A local private recruitment and placement agency must follow DOLE rules. Under the Labor Code, the agency cannot charge the worker until employment has been obtained and the worker has actually commenced work, and the payment must be receipted. (Labor Law PH Library) DOLE rules also regulate the amount and timing of placement fees for local private recruitment agencies. (Supreme Court E-Library)
Can a kasambahay be charged a recruitment or finder’s fee?
No. Under RA 10361 or Batas Kasambahay, recruitment or finder’s fees cannot be charged to the domestic worker, whether the worker was hired through an agency or a third party. (Lawphil)
What if I have no receipt?
You can still report. Receipts are helpful, but they are not the only evidence. Save screenshots, payment transfers, witness statements, job ads, call logs, and messages.
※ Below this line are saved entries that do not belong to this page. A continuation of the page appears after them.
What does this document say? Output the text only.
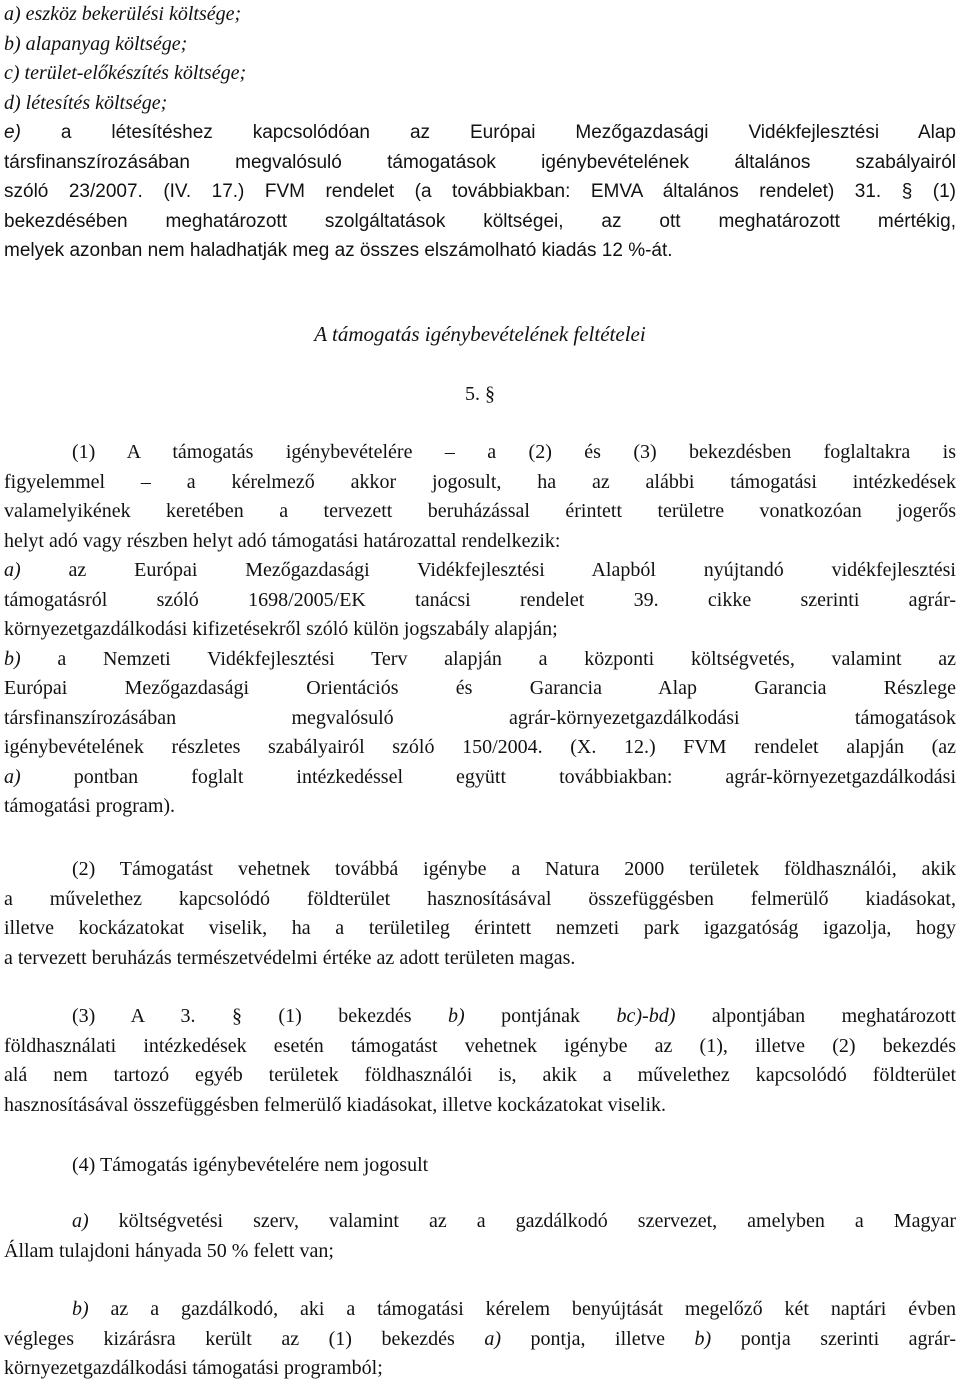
a) eszköz bekerülési költsége;
b) alapanyag költsége;
c) terület-előkészítés költsége;
d) létesítés költsége;
e) a létesítéshez kapcsolódóan az Európai Mezőgazdasági Vidékfejlesztési Alap
társfinanszírozásában megvalósuló támogatások igénybevételének általános szabályairól
szóló 23/2007. (IV. 17.) FVM rendelet (a továbbiakban: EMVA általános rendelet) 31. § (1)
bekezdésében meghatározott szolgáltatások költségei, az ott meghatározott mértékig,
melyek azonban nem haladhatják meg az összes elszámolható kiadás 12 %-át.
A támogatás igénybevételének feltételei
5. §
(1) A támogatás igénybevételére – a (2) és (3) bekezdésben foglaltakra is
figyelemmel – a kérelmező akkor jogosult, ha az alábbi támogatási intézkedések
valamelyikének keretében a tervezett beruházással érintett területre vonatkozóan jogerős
helyt adó vagy részben helyt adó támogatási határozattal rendelkezik:
a) az Európai Mezőgazdasági Vidékfejlesztési Alapból nyújtandó vidékfejlesztési
támogatásról szóló 1698/2005/EK tanácsi rendelet 39. cikke szerinti agrár-
környezetgazdálkodási kifizetésekről szóló külön jogszabály alapján;
b) a Nemzeti Vidékfejlesztési Terv alapján a központi költségvetés, valamint az
Európai Mezőgazdasági Orientációs és Garancia Alap Garancia Részlege
társfinanszírozásában megvalósuló agrár-környezetgazdálkodási támogatások
igénybevételének részletes szabályairól szóló 150/2004. (X. 12.) FVM rendelet alapján (az
a) pontban foglalt intézkedéssel együtt továbbiakban: agrár-környezetgazdálkodási
támogatási program).
(2) Támogatást vehetnek továbbá igénybe a Natura 2000 területek földhasználói, akik
a művelethez kapcsolódó földterület hasznosításával összefüggésben felmerülő kiadásokat,
illetve kockázatokat viselik, ha a területileg érintett nemzeti park igazgatóság igazolja, hogy
a tervezett beruházás természetvédelmi értéke az adott területen magas.
(3) A 3. § (1) bekezdés b) pontjának bc)-bd) alpontjában meghatározott
földhasználati intézkedések esetén támogatást vehetnek igénybe az (1), illetve (2) bekezdés
alá nem tartozó egyéb területek földhasználói is, akik a művelethez kapcsolódó földterület
hasznosításával összefüggésben felmerülő kiadásokat, illetve kockázatokat viselik.
(4) Támogatás igénybevételére nem jogosult
a) költségvetési szerv, valamint az a gazdálkodó szervezet, amelyben a Magyar
Állam tulajdoni hányada 50 % felett van;
b) az a gazdálkodó, aki a támogatási kérelem benyújtását megelőző két naptári évben
végleges kizárásra került az (1) bekezdés a) pontja, illetve b) pontja szerinti agrár-
környezetgazdálkodási támogatási programból;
In illegal recruitment cases, courts may consider credible testimony and other evidence even when receipts are missing. (Supreme Court E-Library)
What if the recruiter is abroad or uses a fake name?
Report using all available identifiers: phone number, email, social media profile, payment account, remittance details, bank account, recruiter photo, group chat members, and agency name if any. If the transaction involves overseas employment, report to DMW. If there is online fraud, also consider NBI or PNP cybercrime channels.
Can I get my money back?
Possible remedies include refund through administrative proceedings, settlement documented before the proper office, or money claims before the NLRC for covered OFW disputes. If the facts support criminal illegal recruitment or estafa, the criminal case may also include civil liability. Recovery depends heavily on evidence, the respondent’s identity, available assets, and whether the agency or principal can be held liable.
What penalties can illegal recruiters face?
Under RA 10022, illegal recruitment can carry imprisonment and fines, with heavier penalties for syndicated or large-scale illegal recruitment. The law also imposes penalties for prohibited recruitment practices, and conviction may lead to cancellation or revocation of recruitment authority. (Supreme Court E-Library)
Key Takeaways
- A job placement fee may be illegal because of the amount, timing, lack of receipt, lack of license, lack of job order, no-placement-fee rule, or the type of worker involved.
- For overseas jobs, verify the agency and approved job order through DMW before paying anything.
- For local jobs, a worker should not be charged before employment is obtained and work has actually started.
- Kasambahays cannot be charged recruitment or finder’s fees.
- Save evidence before confronting the recruiter: receipts, transfers, screenshots, job ads, contracts, and witness details.
- Report overseas recruitment violations to DMW; local recruitment violations to DOLE; scams and criminal schemes to NBI, PNP, or prosecutors.
- No receipt does not automatically defeat a complaint, but strong documentation greatly improves your case.
- If three or more people were victimized, the facts may support large-scale illegal recruitment, which carries heavier consequences under Philippine law.